Limitations & Future Work

  • FSPs primarily address foreseeable risks and are less effective against the most novel and unpredictable threats—yet unpredictability is precisely a defining characteristic of catastrophic AI risk.
  • The effectiveness of FSPs depends heavily on evaluation quality, the reasonableness of thresholds, and corporate willingness to comply. Self-auditing may result in opacity or underreporting.
  • The paper focuses on the prevention and early warning phases; the treatment of the response and recovery phases is comparatively limited.
  • No quantitative framework is offered for assessing the real-world effectiveness of FSP implementation.
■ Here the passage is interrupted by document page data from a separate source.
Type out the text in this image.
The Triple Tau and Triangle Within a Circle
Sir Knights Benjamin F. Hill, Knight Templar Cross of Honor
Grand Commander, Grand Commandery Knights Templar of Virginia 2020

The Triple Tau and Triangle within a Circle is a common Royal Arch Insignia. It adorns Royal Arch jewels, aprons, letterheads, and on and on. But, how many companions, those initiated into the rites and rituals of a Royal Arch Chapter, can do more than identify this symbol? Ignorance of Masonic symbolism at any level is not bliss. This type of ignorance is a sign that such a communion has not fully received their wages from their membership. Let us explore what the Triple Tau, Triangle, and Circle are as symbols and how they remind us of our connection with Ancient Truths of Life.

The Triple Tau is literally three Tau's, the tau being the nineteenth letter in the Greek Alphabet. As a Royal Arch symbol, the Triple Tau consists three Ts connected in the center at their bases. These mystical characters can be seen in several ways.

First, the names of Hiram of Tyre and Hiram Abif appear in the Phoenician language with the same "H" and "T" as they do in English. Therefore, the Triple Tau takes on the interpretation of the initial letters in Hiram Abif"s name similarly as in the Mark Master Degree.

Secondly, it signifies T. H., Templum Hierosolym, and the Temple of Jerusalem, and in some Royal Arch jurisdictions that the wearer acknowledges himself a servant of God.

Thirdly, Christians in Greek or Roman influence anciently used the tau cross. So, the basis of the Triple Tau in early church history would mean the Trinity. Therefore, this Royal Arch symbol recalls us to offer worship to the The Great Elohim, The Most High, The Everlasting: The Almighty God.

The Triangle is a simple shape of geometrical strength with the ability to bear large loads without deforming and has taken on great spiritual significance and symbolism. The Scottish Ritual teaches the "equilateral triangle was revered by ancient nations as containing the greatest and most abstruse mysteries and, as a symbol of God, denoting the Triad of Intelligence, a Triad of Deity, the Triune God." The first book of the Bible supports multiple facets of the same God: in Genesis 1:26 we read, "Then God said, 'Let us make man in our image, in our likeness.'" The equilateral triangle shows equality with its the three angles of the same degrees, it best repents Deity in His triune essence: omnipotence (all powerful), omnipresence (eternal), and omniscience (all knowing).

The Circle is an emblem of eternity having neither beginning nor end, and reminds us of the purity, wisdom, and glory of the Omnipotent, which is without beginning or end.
  • vs. Anthropic RSP: Anthropic's Responsible Scaling Policy is the most influential industry FSP and the first to propose the ASL tiered safety framework. This paper uses it as the primary reference for analyzing how analogous mechanisms might be implemented in a Chinese context.
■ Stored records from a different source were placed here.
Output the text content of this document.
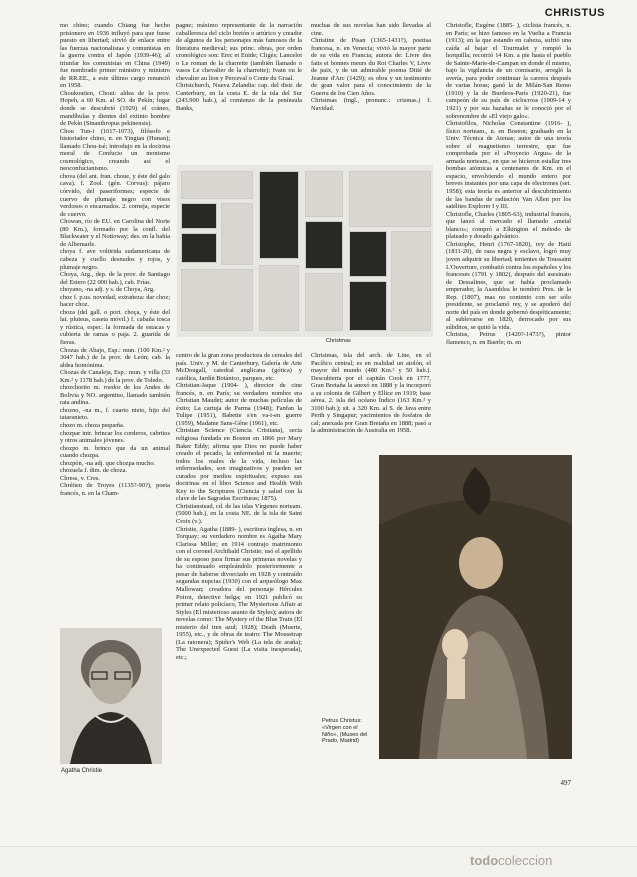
CHRISTUS

mo chino; cuando Chiang fue hecho prisionero en 1936 influyó para que fuese puesto en libertad; sirvió de enlace entre las fuerzas nacionalistas y comunistas en la guerra contra el Japón (1939-46); al triunfar los comunistas en China (1949) fue nombrado primer ministro y ministro de RR.EE., a este último cargo renunció en 1958.
Choukoutien, Choui: aldea de la prov. Hopeh, a 60 Km. al SO. de Pekín; lugar donde se descubrió (1929) el cráneo, mandíbulas y dientes del extinto hombre de Pekín (Sinanthropus pekinensis).
Chou Tun-i (1017-1073), filósofo e historiador chino, n. en Yingtau (Hunan); llamado Chou-tsé; introdujo en la doctrina moral de Confucio un monismo cosmológico, creando así el neoconfucianismo.
chova (del ant. fran. choue, y éste del galo cava). f. Zool. (gén. Corvus): pájaro córvido, del paseriformes; especie de cuervo de plumaje negro con visos verdosos o encarnados. 2. corneja, especie de cuervo.
Chowan, río de EU. en Carolina del Norte (80 Km.), formado por la confl. del Blackwater y el Nottoway; des. en la bahía de Albemarle.
choya f. ave voltirida sudamericana de cabeza y cuello desnudos y rojos, y plumaje negro.
Choya, Arg., dep. de la prov. de Santiago del Estero (22 000 hab.), cab. Frías.
choyano, -na adj. y s. de Choya, Arg.
choz f. p.us. novedad, extrañeza: dar choz; hacer choz.
choza (del gall. o port. choça, y éste del lat. pluteus, caseta móvil.) f. cabaña tosca y rústica, espec. la formada de estacas y cubierta de ramas o paja. 2. guarida de fieras.
Chozas de Abajo, Esp.: mun. (100 Km.² y 3047 hab.) de la prov. de León; cab. la aldea homónima.
Chozas de Canaleja, Esp.: mun. y villa (33 Km.² y 1178 hab.) de la prov. de Toledo.
chozchorito m. roedor de los Andes de Bolivia y NO. argentino, llamado también rata andina.
chozno, -na m., f. cuarto nieto, hijo del tataranieto.
chozo m. choza pequeña.
chozpar intr. brincar los corderos, cabritos y otros animales jóvenes.
chozpo m. brinco que da un animal cuando chozpa.
chozpón, -na adj. que chozpa mucho.
chozuela f. dim. de choza.
Chress, v. Cres.
Chrétien de Troyes (1135?-90?), poeta francés, n. en la Cham-

pagne; máximo representante de la narración caballeresca del ciclo bretón o artúrico y creador de algunos de los personajes más famosos de la literatura medieval; sus princ. obras, por orden cronológico son: Erec et Enide; Cligès; Lancelot o Le roman de la charrette (también llamado o vasos Le chevalier de la charrette); Ivain ou le chevalier au lion y Perceval o Conte du Graal.
Christchurch, Nueva Zelandia: cap. del distr. de Canterbury, en la costa E. de la isla del Sur (243.900 hab.), al comienzo de la península Banks,

muchas de sus novelas han sido llevadas al cine.
Christine de Pisan (1365-1431?), poetisa francesa, n. en Venecia; vivió la mayor parte de su vida en Francia; autora de: Livre des faits et bonnes meurs du Roi Charles V, Livre de paix, y de un admirable poema Ditié de Jeanne d'Arc (1429); es obra y un testimonio de gran valor para el conocimiento de la Guerra de los Cien Años.
Christmas (ingl., pronunc.: crismas.) f. Navidad.

Christmas

centro de la gran zona productora de cereales del país. Univ. y M. de Canterbury, Galería de Arte McDougall, catedral anglicana (gótica) y católica, Jardín Botánico, parques, etc.
Christian-Jaque (1904- ), director de cine francés, n. en París; su verdadero nombre era Christian Maudet; autor de muchas películas de éxito; La cartuja de Parma (1948); Fanfan la Tulipe (1951), Babette s'en va-t-en guerre (1959), Madame Sans-Gêne (1961), etc.
Christian Science (Ciencia Cristiana), secta religiosa fundada en Boston en 1866 por Mary Baker Eddy; afirma que Dios no puede haber creado el pecado, la enfermedad ni la muerte; todos los males de la vida, incluso las enfermedades, son imaginativos y pueden ser curados por medios espirituales; expuso sus doctrinas en el libro Science and Health With Key to the Scriptures (Ciencia y salud con la clave de las Sagradas Escrituras; 1875).
Christianstead, cd. de las islas Vírgenes norteam. (5000 hab.), en la costa NE. de la isla de Saint Croix (v.).
Christie, Agatha (1889- ), escritora inglesa, n. en Torquay; su verdadero nombre es Agatha Mary Clarissa Miller; en 1914 contrajo matrimonio con el coronel Archibald Christie; usó el apellido de su esposo para firmar sus primeras novelas y ha continuado empleándolo posteriormente a pesar de haberse divorciado en 1928 y contraído segundas nupcias (1930) con el arqueólogo Max Mallowan; creadora del personaje Hércules Poirot, detective belga; en 1921 publicó su primer relato policíaco, The Mysterious Affair at Styles (El misterioso asunto de Styles); autora de novelas como: The Mystery of the Blue Train (El misterio del tren azul; 1928); Death (Muerte, 1955), etc., y de obras de teatro: The Mousetrap (La ratonera); Spider's Web (La tela de araña); The Unexpected Guest (La visita inesperada), etc.;

Christmas, isla del arch. de Line, en el Pacífico central; es en realidad un atolón, el mayor del mundo (480 Km.² y 50 hab.). Descubierta por el capitán Cook en 1777, Gran Bretaña la anexó en 1888 y la incorporó a su colonia de Gilbert y Ellice en 1919; base aérea. 2. isla del océano Índico (163 Km.² y 3100 hab.); sit. a 320 Km. al S. de Java entre Perth y Singapur; yacimientos de fosfatos de cal; anexada por Gran Bretaña en 1888; pasó a la administración de Australia en 1958.

Christofle, Eugène (1885- ), ciclista francés, n. en París; se hizo famoso en la Vuelta a Francia (1913); en la que estando en cabeza, sufrió una caída al bajar el Tourmalet y rompió la horquilla; recorrió 14 Km. a pie hasta el pueblo de Sainte-Marie-de-Campan en donde él mismo, bajo la vigilancia de un comisario, arregló la avería, para poder continuar la carrera después de varias horas; ganó la de Milán-San Remo (1910) y la de Burdeos-París (1920-21), fue campeón de su país de ciclocross (1909-14 y 1921) y por sus hazañas se le conoció por el sobrenombre de «El viejo galo».
Christofilos, Nicholas Constantine (1916- ), físico norteam., n. en Boston; graduado en la Univ. Técnica de Atenas; autor de una teoría sobre el magnetismo terrestre, que fue comprobada por el «Proyecto Argus» de la armada norteam., en que se hicieron estallar tres bombas atómicas a centenares de Km. en el espacio, envolviendo el mundo entero por breves instantes por una capa de electrones (set. 1958); esta teoría es anterior al descubrimiento de las bandas de radiación Van Allen por los satélites Explorer I y III.
Christofle, Charles (1805-63), industrial francés, que lanzó al mercado el llamado «metal blanco»; compró a Elkington el método de plateado y dorado galvánico.
Christophe, Henri (1767-1820), rey de Haití (1811-20), de raza negra y esclavo, logró muy joven adquirir su libertad; tenientes de Toussaint L'Ouverture, combatió contra los españoles y los franceses (1791 y 1802), después del asesinato de Dessalines, que se había proclamado emperador, la Asamblea lo nombró Pres. de la Rep. (1807), mas no contento con ser sólo presidente, se proclamó rey, y se apoderó del norte del país en donde gobernó despóticamente; al sublevarse en 1820, derrocado por sus súbditos, se quitó la vida.
Christus, Petrus (1420?-1473?), pintor flamenco, n. en Baerle; m. en

Agatha Christie
Petrus Christus: «Virgen con el Niño», (Museo del Prado, Madrid)
497
todocoleccion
  • vs. Shanghai AI Laboratory Frontier Risk Management Framework: This is the closest domestic Chinese analog to an FSP, incorporating a yellow-line/red-line threshold system. The paper treats it as a pioneering case of FSP adoption among Chinese AI organizations.
  • vs. EU Code of Practice: The two frameworks exhibit strong similarities in risk categorization and incident reporting mechanism design. The EU framework places greater emphasis on cross-border compliance, whereas China's approach prioritizes integration with its existing emergency management system.

Rating

  • Novelty: ⭐⭐⭐ The policy recommendations are not entirely novel, but the analytical approach of precisely aligning FSPs with China's institutional framework is of considerable value.
  • Experimental Thoroughness: ⭐⭐⭐ No experiments are included, as appropriate for a policy analysis paper; however, the institutional comparative analysis is systematic.
  • Writing Quality: ⭐⭐⭐⭐ Well-structured, with rigorous argumentation and accurate, detailed policy citations.
  • Value: ⭐⭐⭐⭐ Provides an operationally viable institutional integration scheme for governing catastrophic AI risks.